The biggest danger, he said, is in households where there is an older child, between the ages of 4 and 7, using toys that pose a choking or other hazard to a younger sibling under age 3.
Mays recommends getting rid of any toys that have chipping paint or cracked vinyl, and said an added safety precaution would be to not buy any metal jewelry, since it could contain lead.
But some risks aren't as apparent. Chusid, of Kids in Danger, said the recalls involving lead paint are especially worrisome because a parent can’t necessarily tell whether a toy contains the potentially toxic substance.
“What’s so scary to parents and is so hard is that you can’t actually see the danger, particularly with lead,” she said.
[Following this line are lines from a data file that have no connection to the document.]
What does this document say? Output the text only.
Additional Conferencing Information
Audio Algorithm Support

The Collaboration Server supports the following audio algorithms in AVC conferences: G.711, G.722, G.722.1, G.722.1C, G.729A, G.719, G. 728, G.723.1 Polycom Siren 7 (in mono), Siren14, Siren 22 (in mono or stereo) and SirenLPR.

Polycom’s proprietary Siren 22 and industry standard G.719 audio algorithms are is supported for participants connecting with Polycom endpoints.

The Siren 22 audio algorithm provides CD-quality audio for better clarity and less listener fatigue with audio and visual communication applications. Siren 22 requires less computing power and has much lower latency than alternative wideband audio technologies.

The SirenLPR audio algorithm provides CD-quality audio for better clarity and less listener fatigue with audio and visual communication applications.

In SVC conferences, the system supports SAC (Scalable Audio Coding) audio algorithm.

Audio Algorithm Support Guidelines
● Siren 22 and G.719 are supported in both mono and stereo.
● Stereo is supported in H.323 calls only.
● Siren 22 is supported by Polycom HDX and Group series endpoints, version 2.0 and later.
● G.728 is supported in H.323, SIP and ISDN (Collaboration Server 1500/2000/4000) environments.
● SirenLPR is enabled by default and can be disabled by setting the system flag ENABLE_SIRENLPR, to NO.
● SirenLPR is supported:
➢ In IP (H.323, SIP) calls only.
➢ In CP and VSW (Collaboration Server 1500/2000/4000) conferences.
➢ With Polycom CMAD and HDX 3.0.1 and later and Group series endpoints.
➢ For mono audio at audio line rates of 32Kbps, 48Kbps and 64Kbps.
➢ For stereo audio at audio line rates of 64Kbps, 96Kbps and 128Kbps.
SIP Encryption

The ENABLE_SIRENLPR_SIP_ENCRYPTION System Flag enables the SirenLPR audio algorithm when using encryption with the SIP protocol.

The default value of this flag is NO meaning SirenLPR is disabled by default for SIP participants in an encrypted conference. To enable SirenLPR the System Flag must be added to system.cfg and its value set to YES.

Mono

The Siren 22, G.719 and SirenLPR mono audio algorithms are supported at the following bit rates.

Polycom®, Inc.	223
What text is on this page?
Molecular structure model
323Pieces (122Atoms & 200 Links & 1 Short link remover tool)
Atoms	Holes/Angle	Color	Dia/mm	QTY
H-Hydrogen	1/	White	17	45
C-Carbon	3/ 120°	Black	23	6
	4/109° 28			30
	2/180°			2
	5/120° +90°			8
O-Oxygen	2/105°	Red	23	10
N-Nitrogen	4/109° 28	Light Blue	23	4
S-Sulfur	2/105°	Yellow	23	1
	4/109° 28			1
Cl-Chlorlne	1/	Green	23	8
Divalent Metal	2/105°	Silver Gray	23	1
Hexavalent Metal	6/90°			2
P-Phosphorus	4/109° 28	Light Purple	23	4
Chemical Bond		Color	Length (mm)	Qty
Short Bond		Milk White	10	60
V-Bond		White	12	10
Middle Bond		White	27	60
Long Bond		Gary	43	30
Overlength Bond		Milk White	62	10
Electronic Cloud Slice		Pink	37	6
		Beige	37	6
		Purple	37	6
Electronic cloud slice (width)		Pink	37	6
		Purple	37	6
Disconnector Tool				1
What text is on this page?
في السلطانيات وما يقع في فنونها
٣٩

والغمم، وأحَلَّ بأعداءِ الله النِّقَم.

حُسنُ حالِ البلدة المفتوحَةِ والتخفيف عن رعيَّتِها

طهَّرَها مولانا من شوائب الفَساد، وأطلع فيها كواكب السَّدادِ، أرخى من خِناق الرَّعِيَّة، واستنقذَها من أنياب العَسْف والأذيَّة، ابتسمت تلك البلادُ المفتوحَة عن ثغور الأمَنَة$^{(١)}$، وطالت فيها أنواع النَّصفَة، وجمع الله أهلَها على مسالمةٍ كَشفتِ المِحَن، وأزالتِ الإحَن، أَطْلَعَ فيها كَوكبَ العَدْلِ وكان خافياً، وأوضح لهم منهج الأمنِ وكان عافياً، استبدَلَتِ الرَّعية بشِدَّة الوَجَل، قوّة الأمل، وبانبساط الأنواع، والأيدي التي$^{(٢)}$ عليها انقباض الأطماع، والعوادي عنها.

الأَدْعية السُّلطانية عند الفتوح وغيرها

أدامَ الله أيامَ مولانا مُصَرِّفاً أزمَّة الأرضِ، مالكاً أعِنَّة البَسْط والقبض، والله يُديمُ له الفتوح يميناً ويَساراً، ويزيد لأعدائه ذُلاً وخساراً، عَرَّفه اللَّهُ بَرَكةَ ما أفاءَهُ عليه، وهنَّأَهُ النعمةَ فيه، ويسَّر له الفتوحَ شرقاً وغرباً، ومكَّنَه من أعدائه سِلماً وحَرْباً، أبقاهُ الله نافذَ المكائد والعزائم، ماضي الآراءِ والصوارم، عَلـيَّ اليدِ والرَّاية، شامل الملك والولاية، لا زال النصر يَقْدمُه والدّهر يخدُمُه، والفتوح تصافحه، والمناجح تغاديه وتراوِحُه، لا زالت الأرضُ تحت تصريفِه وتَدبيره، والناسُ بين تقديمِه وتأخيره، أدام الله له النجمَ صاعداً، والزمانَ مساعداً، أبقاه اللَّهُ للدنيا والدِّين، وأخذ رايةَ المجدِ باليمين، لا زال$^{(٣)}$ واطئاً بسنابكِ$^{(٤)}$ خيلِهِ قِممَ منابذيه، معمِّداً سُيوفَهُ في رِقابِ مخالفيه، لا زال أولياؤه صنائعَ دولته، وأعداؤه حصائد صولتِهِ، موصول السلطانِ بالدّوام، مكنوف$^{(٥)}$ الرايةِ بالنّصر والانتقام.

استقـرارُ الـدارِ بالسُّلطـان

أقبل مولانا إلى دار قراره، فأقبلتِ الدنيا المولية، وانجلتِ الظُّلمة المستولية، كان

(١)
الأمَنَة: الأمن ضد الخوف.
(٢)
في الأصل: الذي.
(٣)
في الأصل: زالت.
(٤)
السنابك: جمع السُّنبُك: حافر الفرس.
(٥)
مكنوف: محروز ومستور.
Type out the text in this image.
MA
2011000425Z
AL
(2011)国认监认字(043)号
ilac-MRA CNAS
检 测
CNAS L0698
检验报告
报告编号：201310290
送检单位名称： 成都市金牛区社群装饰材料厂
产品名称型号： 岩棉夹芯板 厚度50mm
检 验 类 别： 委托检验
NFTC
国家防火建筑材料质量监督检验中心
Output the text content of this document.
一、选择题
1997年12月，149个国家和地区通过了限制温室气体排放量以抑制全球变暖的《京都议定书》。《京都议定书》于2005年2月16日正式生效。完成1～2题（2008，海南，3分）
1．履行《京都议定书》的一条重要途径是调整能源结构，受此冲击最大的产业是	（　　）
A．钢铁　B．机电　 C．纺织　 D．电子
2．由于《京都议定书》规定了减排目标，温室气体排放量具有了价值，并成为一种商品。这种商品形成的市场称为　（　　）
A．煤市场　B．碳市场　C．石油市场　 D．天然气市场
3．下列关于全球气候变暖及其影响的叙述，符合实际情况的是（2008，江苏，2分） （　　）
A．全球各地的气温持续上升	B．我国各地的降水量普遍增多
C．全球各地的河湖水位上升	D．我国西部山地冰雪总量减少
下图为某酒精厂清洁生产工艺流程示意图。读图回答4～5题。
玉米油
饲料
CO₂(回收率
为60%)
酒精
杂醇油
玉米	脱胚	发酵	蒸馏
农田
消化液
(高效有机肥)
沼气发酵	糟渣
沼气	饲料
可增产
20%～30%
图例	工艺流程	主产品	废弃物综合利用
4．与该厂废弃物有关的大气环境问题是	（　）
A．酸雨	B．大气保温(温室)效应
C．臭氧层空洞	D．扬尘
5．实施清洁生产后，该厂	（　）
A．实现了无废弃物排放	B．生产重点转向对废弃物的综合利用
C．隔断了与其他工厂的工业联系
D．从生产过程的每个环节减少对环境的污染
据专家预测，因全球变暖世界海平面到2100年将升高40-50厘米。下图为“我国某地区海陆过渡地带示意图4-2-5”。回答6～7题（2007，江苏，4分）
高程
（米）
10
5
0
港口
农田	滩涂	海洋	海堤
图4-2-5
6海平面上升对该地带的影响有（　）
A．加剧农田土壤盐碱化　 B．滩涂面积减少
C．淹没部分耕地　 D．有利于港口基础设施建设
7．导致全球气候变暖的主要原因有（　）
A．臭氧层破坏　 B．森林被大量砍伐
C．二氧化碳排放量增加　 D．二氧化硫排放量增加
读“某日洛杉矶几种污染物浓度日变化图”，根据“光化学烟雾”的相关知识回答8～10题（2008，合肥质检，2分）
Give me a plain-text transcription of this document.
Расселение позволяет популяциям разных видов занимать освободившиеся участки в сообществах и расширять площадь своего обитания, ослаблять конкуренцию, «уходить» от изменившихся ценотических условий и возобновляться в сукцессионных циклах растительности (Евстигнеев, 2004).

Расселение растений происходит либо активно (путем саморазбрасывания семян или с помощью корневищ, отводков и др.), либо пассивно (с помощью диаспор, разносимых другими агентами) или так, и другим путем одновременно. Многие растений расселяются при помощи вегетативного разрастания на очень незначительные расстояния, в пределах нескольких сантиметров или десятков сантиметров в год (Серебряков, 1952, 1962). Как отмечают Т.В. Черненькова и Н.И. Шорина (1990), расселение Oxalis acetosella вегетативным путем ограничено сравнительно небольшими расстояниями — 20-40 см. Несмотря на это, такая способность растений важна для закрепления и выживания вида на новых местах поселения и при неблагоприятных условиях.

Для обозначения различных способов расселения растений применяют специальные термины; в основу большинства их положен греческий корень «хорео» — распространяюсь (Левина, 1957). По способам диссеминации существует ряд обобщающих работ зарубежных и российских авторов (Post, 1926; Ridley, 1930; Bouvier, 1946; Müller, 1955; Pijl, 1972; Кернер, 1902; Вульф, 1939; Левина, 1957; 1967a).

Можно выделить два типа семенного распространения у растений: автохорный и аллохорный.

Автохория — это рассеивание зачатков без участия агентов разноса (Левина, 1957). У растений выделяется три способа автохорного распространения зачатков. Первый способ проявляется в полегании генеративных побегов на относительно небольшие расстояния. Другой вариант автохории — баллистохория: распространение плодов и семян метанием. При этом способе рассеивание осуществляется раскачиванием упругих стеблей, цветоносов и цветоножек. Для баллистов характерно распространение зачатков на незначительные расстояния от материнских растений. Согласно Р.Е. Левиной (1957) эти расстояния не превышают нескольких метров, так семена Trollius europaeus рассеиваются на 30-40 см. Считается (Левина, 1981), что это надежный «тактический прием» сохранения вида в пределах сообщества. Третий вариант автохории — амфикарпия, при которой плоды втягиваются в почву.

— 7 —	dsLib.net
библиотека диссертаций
She recommends that parents sign up for e-mailed product recall alerts from federal regulators, and stay vigilant about monitoring whether their children’s toys, jewelry or other items show up on a recall list.
Still,, it is impractical for most parents to take drastic action such as avoiding all toys made in China. For one thing, with most toy manufacturers relying at least partly on cheaper overseas production, that would make it all but impossible to shop for children this holiday season.
Mattel, for example, said Tuesday that 65 percent of the toys it sells are made in China.
Mays said parents could only buy their kids books — before remembering that there reading material has been subject to recalls.
"It is almost impossible to avoid toys made in China," he said.
Mattel vowed Tuesday to significantly increase its own oversight of its toy production in China. But the company conceded that there could be more recalls.
“We may have additional issues, but what’s important here is we understand where the violation occurred. … And we’ve now taken steps to make sure that that cannot happen again,” Chief Executive Bob Eckerd told journalists in a conference call.
Meanwhile, the toy industry sought to assuage concerns about the recent recalls, noting that they affect only a tiny portion of the $22 billion toy industry.
“We think that … any toys that have safety issues are being caught, and I have no reason at this point to think that there’s going to be a cascade of additional recalls,” said Carter Keithley, president of the Toy Industry Association, a trade group.
Keithley also said he didn’t expect toy companies to start migrating production back to the United States, a move that could prove extremely costly to manufacturers.
“The toy industry was one of the early ones to migrate production to China 30 years ago, and it has sourced toys from China very reliably and very safely,” he said.